Der Sachstandsbericht zu den Lieferbedingungen für Milch sind ein Angriff auf genossenschaftliche Strukturen, meint Otto Strecker von der AFC Consulting Group in der top agrar-Schwesterzeitschrift „Lebensmittelpraxis“.

Lesezeit: 3 Minuten

Der Sachstandsbericht zu den Lieferbedingungen für Milch sind ein Angriff auf genossenschaftliche Strukturen, meint Otto Strecker von der AFC Consulting Group in der top agrar-Schwesterzeitschrift „Lebensmittelpraxis“:

 

„Das Bundeskartellamt hat soeben einen Sachstandsbericht zu den Lieferbeziehungen für Milch vorgelegt und damit einen Aufschrei in der Branche ausgelöst.

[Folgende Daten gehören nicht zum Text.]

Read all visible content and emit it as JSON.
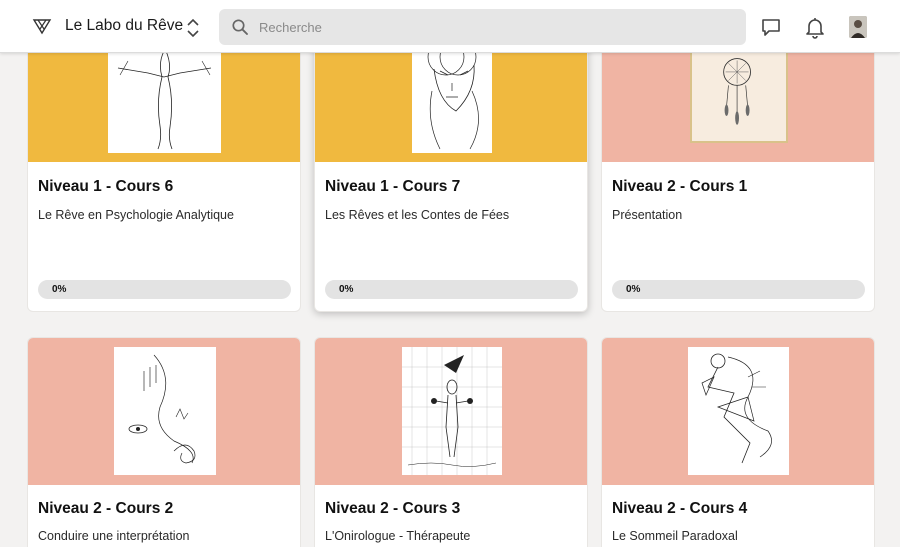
{
  "header": {
    "site_title": "Le Labo du Rêve",
    "search_placeholder": "Recherche",
    "icons": [
      "logo-icon",
      "switch-site-icon",
      "search-icon",
      "chat-icon",
      "bell-icon",
      "avatar"
    ]
  },
  "colors": {
    "banner_yellow": "#f0b93f",
    "banner_pink": "#f0b4a3",
    "page_bg": "#f3f2f1"
  },
  "cards": [
    {
      "title": "Niveau 1 - Cours 6",
      "subtitle": "Le Rêve en Psychologie Analytique",
      "progress_label": "0%",
      "progress": 0,
      "banner": "yellow"
    },
    {
      "title": "Niveau 1 - Cours 7",
      "subtitle": "Les Rêves et les Contes de Fées",
      "progress_label": "0%",
      "progress": 0,
      "banner": "yellow"
    },
    {
      "title": "Niveau 2 - Cours 1",
      "subtitle": "Présentation",
      "progress_label": "0%",
      "progress": 0,
      "banner": "pink"
    },
    {
      "title": "Niveau 2 - Cours 2",
      "subtitle": "Conduire une interprétation",
      "banner": "pink"
    },
    {
      "title": "Niveau 2 - Cours 3",
      "subtitle": "L'Onirologue - Thérapeute",
      "banner": "pink"
    },
    {
      "title": "Niveau 2 - Cours 4",
      "subtitle": "Le Sommeil Paradoxal",
      "banner": "pink"
    }
  ]
}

Der Milchindustrieverband, der Raiffeisenverband und das Deutsche Milchkontor (DMK) als in der Hauptsache untersuchtes Unternehmen reagierten empört.

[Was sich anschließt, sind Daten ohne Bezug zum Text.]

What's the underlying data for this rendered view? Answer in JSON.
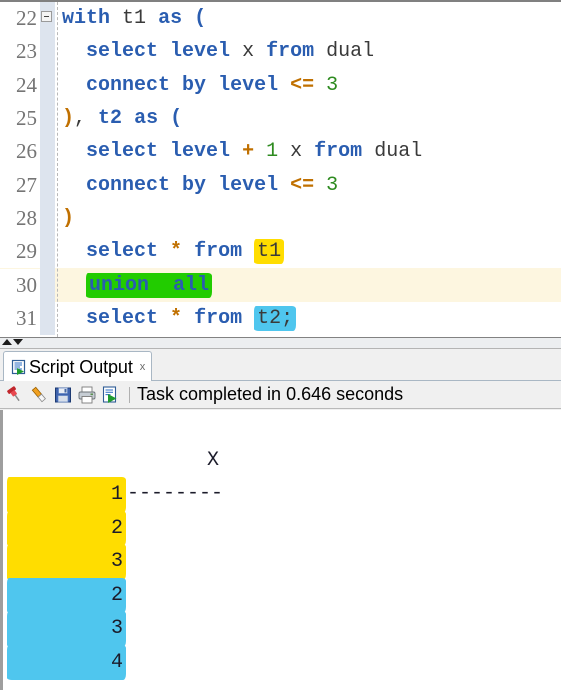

Worum geht es? Das Kartellamt ermittelt in einem Verwaltungsverfahren gegen DMK. Dabei hat es als Zwischenergebnis einen Sachstandsbericht vorgelegt. In der Kritik stehen vor allem sehr lange Kündigungsfristen für die Landwirte und die Verpflichtung, die gesamte erzeugte Milch an die Molkerei abzuliefern, mit der man als Landwirt einen Vertrag hat. Im Ergebnis wird es laut Kartellamt so gut wie unmöglich für Landwirte, ihre Milch ganz oder teilweise an besser bezahlende Molkereien zu liefern.

 

Ergänzt wird die Problematik aus Sicht des Kartellamtes durch zwei weitere Aspekte: Einerseits ist der Liefervertrag in genossenschaftlichen Molkereien wie dem DMK an die Mitgliedschaft der Genossen geknüpft. Verträge können nicht mehr ausgehandelt werden, sondern werden durch Mehrheitsbeschluss geregelt. Andererseits wird der Milchpreis oft erst nach der Anlieferung der Milch festgelegt. Beides zusammen benachteilige die Erzeuger.

 

Tatsächlich könnte Flexibilisierung dem System vielleicht gut tun. Auch den Molkereien, die ggf. nicht mehr so viel Milch abnehmen müssen. Denn die derzeitige Praxis verpflichtet ja auch diese, die Milchmenge abzunehmen. Immer größere Unternehmen entstanden unter Aufsicht der Kartellbehörden in der Hoffnung, Wettbewerbsvorteile zu erringen.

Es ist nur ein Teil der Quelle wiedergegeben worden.